Lidia Morawska, lead author on the article and director of Queensland University of Technology’s International Laboratory for Air Quality and Health, said there needs to be a shift away from the perception that we cannot afford the cost of control. She notes that the global monthly cost from COVID-19 had been conservatively estimated as $1 trillion and the cost of influenza in the U.S. alone exceeded $11.2 billion annually.
While detailed economic analysis has yet to be done, estimates suggest necessary investments in building systems may be less than 1% of the construction cost of a typical building.

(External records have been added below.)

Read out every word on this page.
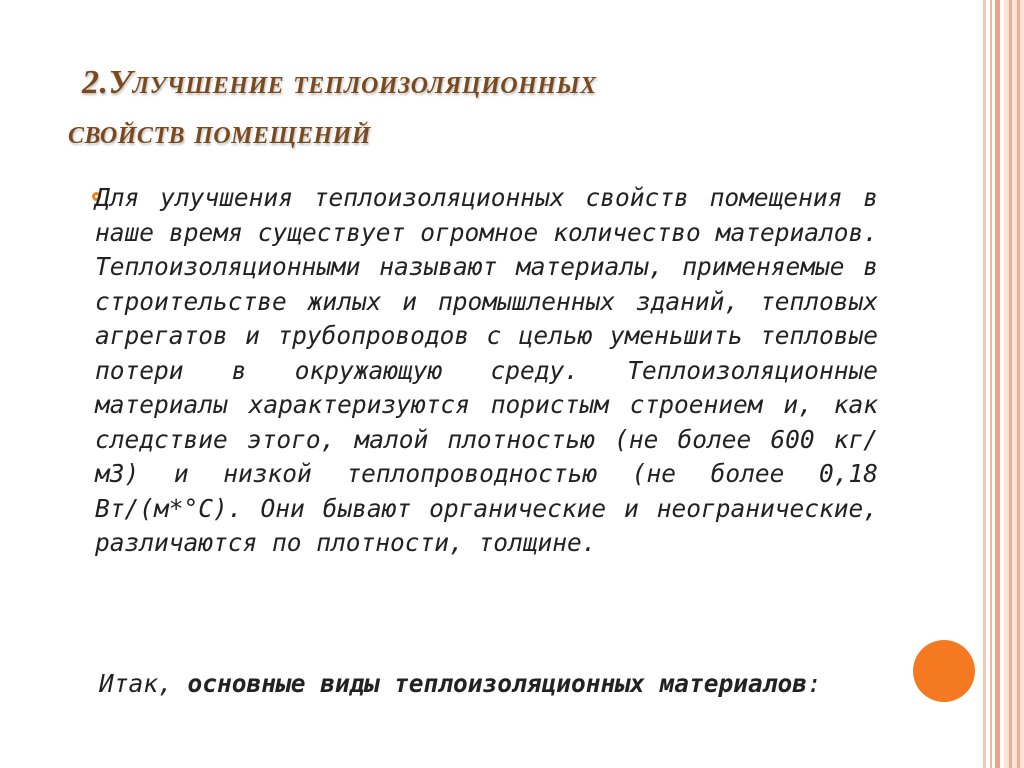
2.Улучшение теплоизоляционных
свойств помещений

Для улучшения теплоизоляционных свойств помещения в наше время существует огромное количество материалов. Теплоизоляционными называют материалы, применяемые в строительстве жилых и промышленных зданий, тепловых агрегатов и трубопроводов с целью уменьшить тепловые потери в окружающую среду. Теплоизоляционные материалы характеризуются пористым строением и, как следствие этого, малой плотностью (не более 600 кг/м3) и низкой теплопроводностью (не более 0,18 Вт/(м*°С). Они бывают органические и неогранические, различаются по плотности, толщине.

Итак, основные виды теплоизоляционных материалов:
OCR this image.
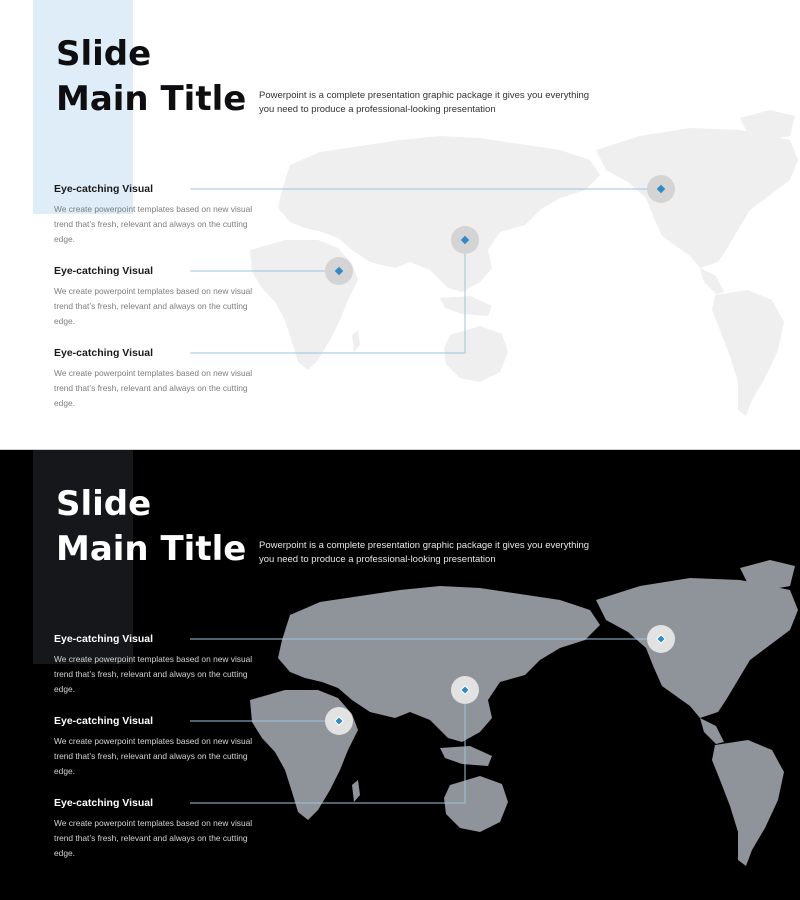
Slide
Main Title Powerpoint is a complete presentation graphic package it gives you everything you need to produce a professional-looking presentation

Eye-catching Visual

We create powerpoint templates based on new visual trend that’s fresh, relevant and always on the cutting edge.

Eye-catching Visual

We create powerpoint templates based on new visual trend that’s fresh, relevant and always on the cutting edge.

Eye-catching Visual

We create powerpoint templates based on new visual trend that’s fresh, relevant and always on the cutting edge.

Slide
Main Title Powerpoint is a complete presentation graphic package it gives you everything you need to produce a professional-looking presentation

Eye-catching Visual

We create powerpoint templates based on new visual trend that’s fresh, relevant and always on the cutting edge.

Eye-catching Visual

We create powerpoint templates based on new visual trend that’s fresh, relevant and always on the cutting edge.

Eye-catching Visual

We create powerpoint templates based on new visual trend that’s fresh, relevant and always on the cutting edge.
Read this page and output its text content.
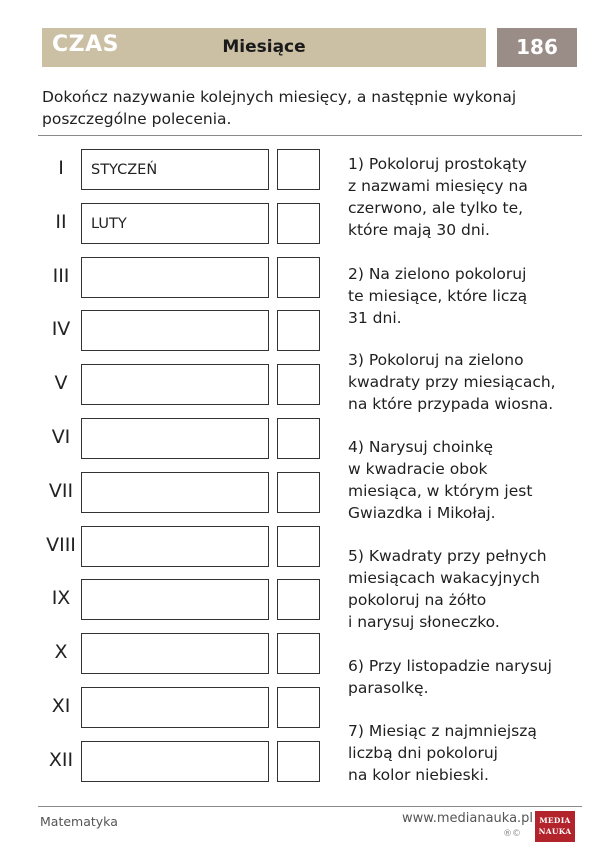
CZAS	Miesiące	186
Dokończ nazywanie kolejnych miesięcy, a następnie wykonaj poszczególne polecenia.
I	STYCZEŃ
II	LUTY
III
IV
V
VI
VII
VIII
IX
X
XI
XII
1) Pokoloruj prostokąty
z nazwami miesięcy na
czerwono, ale tylko te,
które mają 30 dni.
2) Na zielono pokoloruj
te miesiące, które liczą
31 dni.
3) Pokoloruj na zielono
kwadraty przy miesiącach,
na które przypada wiosna.
4) Narysuj choinkę
w kwadracie obok
miesiąca, w którym jest
Gwiazdka i Mikołaj.
5) Kwadraty przy pełnych
miesiącach wakacyjnych
pokoloruj na żółto
i narysuj słoneczko.
6) Przy listopadzie narysuj
parasolkę.
7) Miesiąc z najmniejszą
liczbą dni pokoloruj
na kolor niebieski.
Matematyka	www.medianauka.pl
®©
MEDIA
NAUKA
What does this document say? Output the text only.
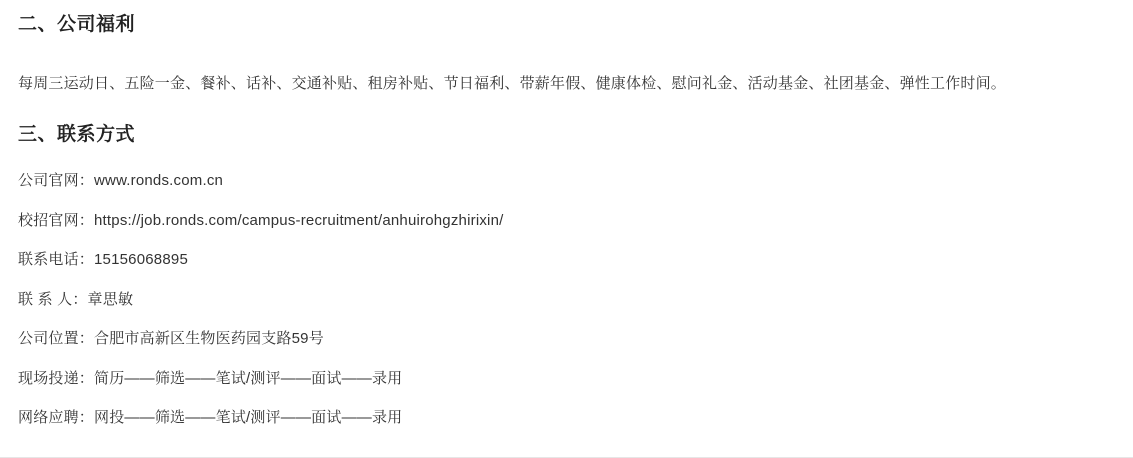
二、公司福利

每周三运动日、五险一金、餐补、话补、交通补贴、租房补贴、节日福利、带薪年假、健康体检、慰问礼金、活动基金、社团基金、弹性工作时间。

三、联系方式
公司官网：www.ronds.com.cn
校招官网：https://job.ronds.com/campus-recruitment/anhuirohgzhirixin/
联系电话：15156068895
联 系 人：章思敏
公司位置：合肥市高新区生物医药园支路59号
现场投递：简历——筛选——笔试/测评——面试——录用
网络应聘：网投——筛选——笔试/测评——面试——录用
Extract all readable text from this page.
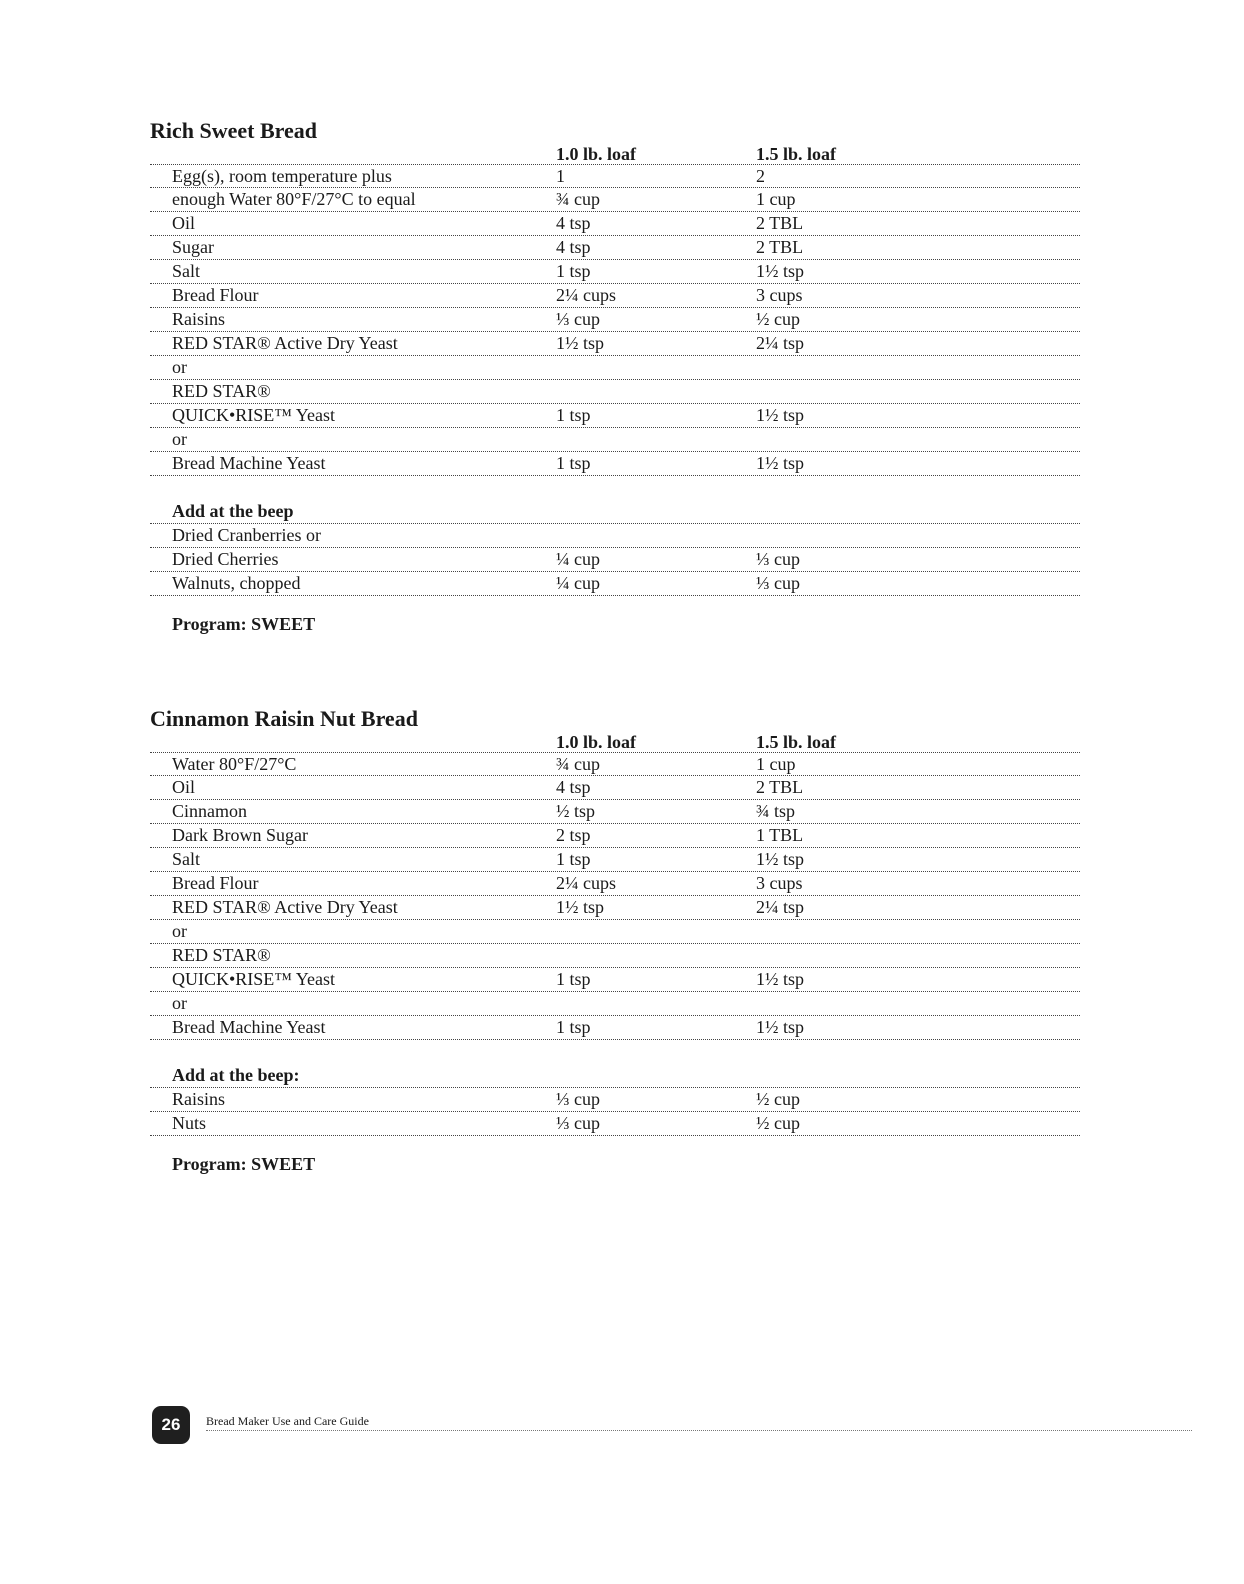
Rich Sweet Bread
1.0 lb. loaf	1.5 lb. loaf
Egg(s), room temperature plus	1	2
enough Water 80°F/27°C to equal	¾ cup	1 cup
Oil	4 tsp	2 TBL
Sugar	4 tsp	2 TBL
Salt	1 tsp	1½ tsp
Bread Flour	2¼ cups	3 cups
Raisins	⅓ cup	½ cup
RED STAR® Active Dry Yeast	1½ tsp	2¼ tsp
or
RED STAR®
QUICK•RISE™ Yeast	1 tsp	1½ tsp
or
Bread Machine Yeast	1 tsp	1½ tsp
Add at the beep
Dried Cranberries or
Dried Cherries	¼ cup	⅓ cup
Walnuts, chopped	¼ cup	⅓ cup
Program: SWEET
Cinnamon Raisin Nut Bread
1.0 lb. loaf	1.5 lb. loaf
Water 80°F/27°C	¾ cup	1 cup
Oil	4 tsp	2 TBL
Cinnamon	½ tsp	¾ tsp
Dark Brown Sugar	2 tsp	1 TBL
Salt	1 tsp	1½ tsp
Bread Flour	2¼ cups	3 cups
RED STAR® Active Dry Yeast	1½ tsp	2¼ tsp
or
RED STAR®
QUICK•RISE™ Yeast	1 tsp	1½ tsp
or
Bread Machine Yeast	1 tsp	1½ tsp
Add at the beep:
Raisins	⅓ cup	½ cup
Nuts	⅓ cup	½ cup
Program: SWEET
26	Bread Maker Use and Care Guide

Ventilation systems should also be demand-controlled to adjust for different room occupancies, and differing activities and breathing rates, such as exercising in a gym versus sitting in a movie theatre, according to Morawska. For spaces that cannot improve ventilation to an appropriate level for the use of the space, she said air filtration and disinfection will be needed.
Because buildings consume over one-third of energy globally, much from heating or cooling outdoor air as it is brought indoors, it would be useful to design a “pandemic mode,” that would allow for buildings to only use more energy when necessary, said Jimenez.
The researchers also call for national comprehensive indoor air quality (IAQ) standards to be developed and enforced by all countries, and for this information to be available to the public.
For this to happen, however, many more than scientists will need to understand its importance.
“I think there is a certain amount of demand that needs to start coming from the consumer and from the person who works in these indoor spaces in order to push change,” said Miller.